Now traditionally the estrogen in HRT was considered contraindicated for people with a past history of VTE as we expected the estrogen in HRT to have a similar effect on clotting mechanisms to the estrogens in contraceptives. High levels of estrogen (and certain progestagens) in the blood can be ‘Pro- thrombotic’. Oral oestrogen goes straight from the GI tract to the liver, where it is metabolized. During this first run through the liver is where the impact on clotting molecules occurs. But even non oral estrogens can impact clotting risk if the doses are high or the estrogen molecule is particularly potent – so the contraceptive patch and vaginal ring are just as likely to promote VTE as oral contraceptive pills. Risk is maximally elevated at initiation – when a patient is commencing an estrogen containing contraceptive – and wanes with time, so using estrogen based contraceptives for a short time is not safer than staying on them for months or years. In addition, every time a patient switches brands or comes off for a few weeks or months ‘to see if everything is still working in there’, they increase their clot risk when they restart.
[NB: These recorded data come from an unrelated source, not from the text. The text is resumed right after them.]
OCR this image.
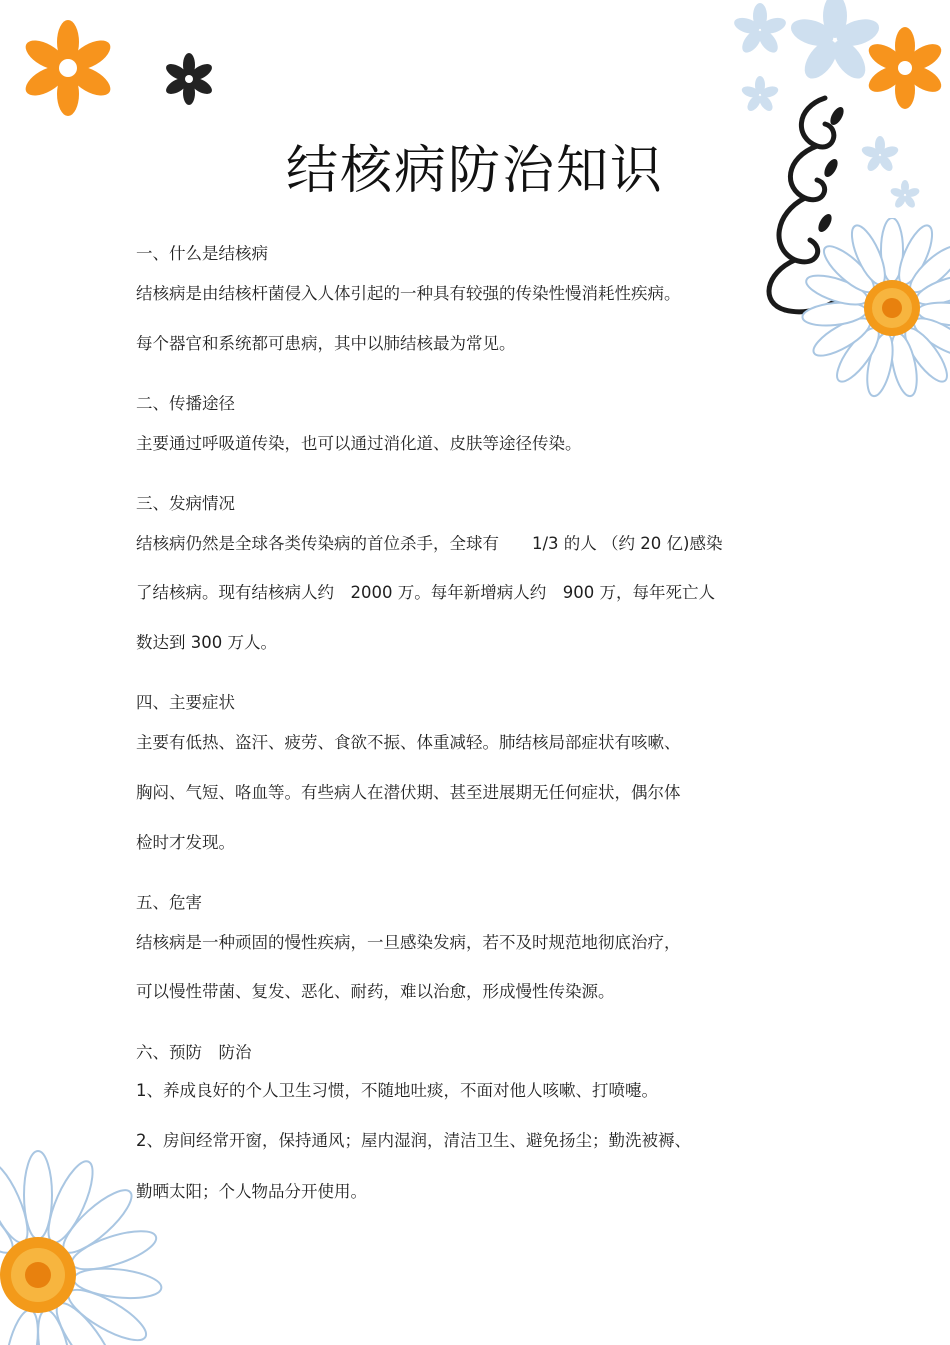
结核病防治知识
一、什么是结核病
结核病是由结核杆菌侵入人体引起的一种具有较强的传染性慢消耗性疾病。
每个器官和系统都可患病，其中以肺结核最为常见。
二、传播途径
主要通过呼吸道传染，也可以通过消化道、皮肤等途径传染。
三、发病情况
结核病仍然是全球各类传染病的首位杀手，全球有　　1/3 的人 （约 20 亿)感染
了结核病。现有结核病人约　2000 万。每年新增病人约　900 万，每年死亡人
数达到 300 万人。
四、主要症状
主要有低热、盗汗、疲劳、食欲不振、体重减轻。肺结核局部症状有咳嗽、
胸闷、气短、咯血等。有些病人在潜伏期、甚至进展期无任何症状，偶尔体
检时才发现。
五、危害
结核病是一种顽固的慢性疾病，一旦感染发病，若不及时规范地彻底治疗，
可以慢性带菌、复发、恶化、耐药，难以治愈，形成慢性传染源。
六、预防　防治
1、养成良好的个人卫生习惯，不随地吐痰，不面对他人咳嗽、打喷嚏。
2、房间经常开窗，保持通风；屋内湿润，清洁卫生、避免扬尘；勤洗被褥、
勤晒太阳；个人物品分开使用。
So, knowing all this it was only logical that we assume HRT – type estrogen would also be risky for women with elevated VTE risk?
Well, apparently this is not the case.
While it is true that the estrogens in ORAL HRT can increase clot risk, there is an abundance of research to confirm that lowdose, ovarian – similar HRT oestrogen does not affect clot risk when used transdermally. This is supported by all the menopause guideline groups as well as by the gynaecology and haematology guidance groups. The go-to data to support this is the nested case-control study by Yana Vinogradova, et al that looked at women diagnosed with VTE between 1998 and 2017. Ref 2 With regard to progestagens, this study did not actually review micronized progesterone for some reason, but it did look at dydrogesterone and found it also to be a safer option when there is concern about blood clots.
So we tell patients this:
while people who are smoking, overweight or who have had a blood clot in the past should not use estrogen contraceptives nor should they use oral estrogen in HRT, they can safely try transdermal estrogen HRT products, in modest doses after discussion with their haematologist or menopause specialist.
According to the UK’s National Institute for Health and Care Excellence: ‘The risk of venous thromboembolism (VTE) is increased by use of an oral oestrogen-containing HRT product compared with baseline population risk, but the risk associated with transdermal HRT given at standard therapeutic doses is no greater than baseline population risk.’
Be warned though; the information leaflets that come with transdermal HRT estrogen products (and even with local vaginal oestrogen, which has never been suspected of increasing DVT risk) say: May cause blood clots or Do not use if you are at risk of blood clots. So patient counselling is key.
If someone is already on an anticoagulant, they may also consider low dose transdermal HRT oestrogen.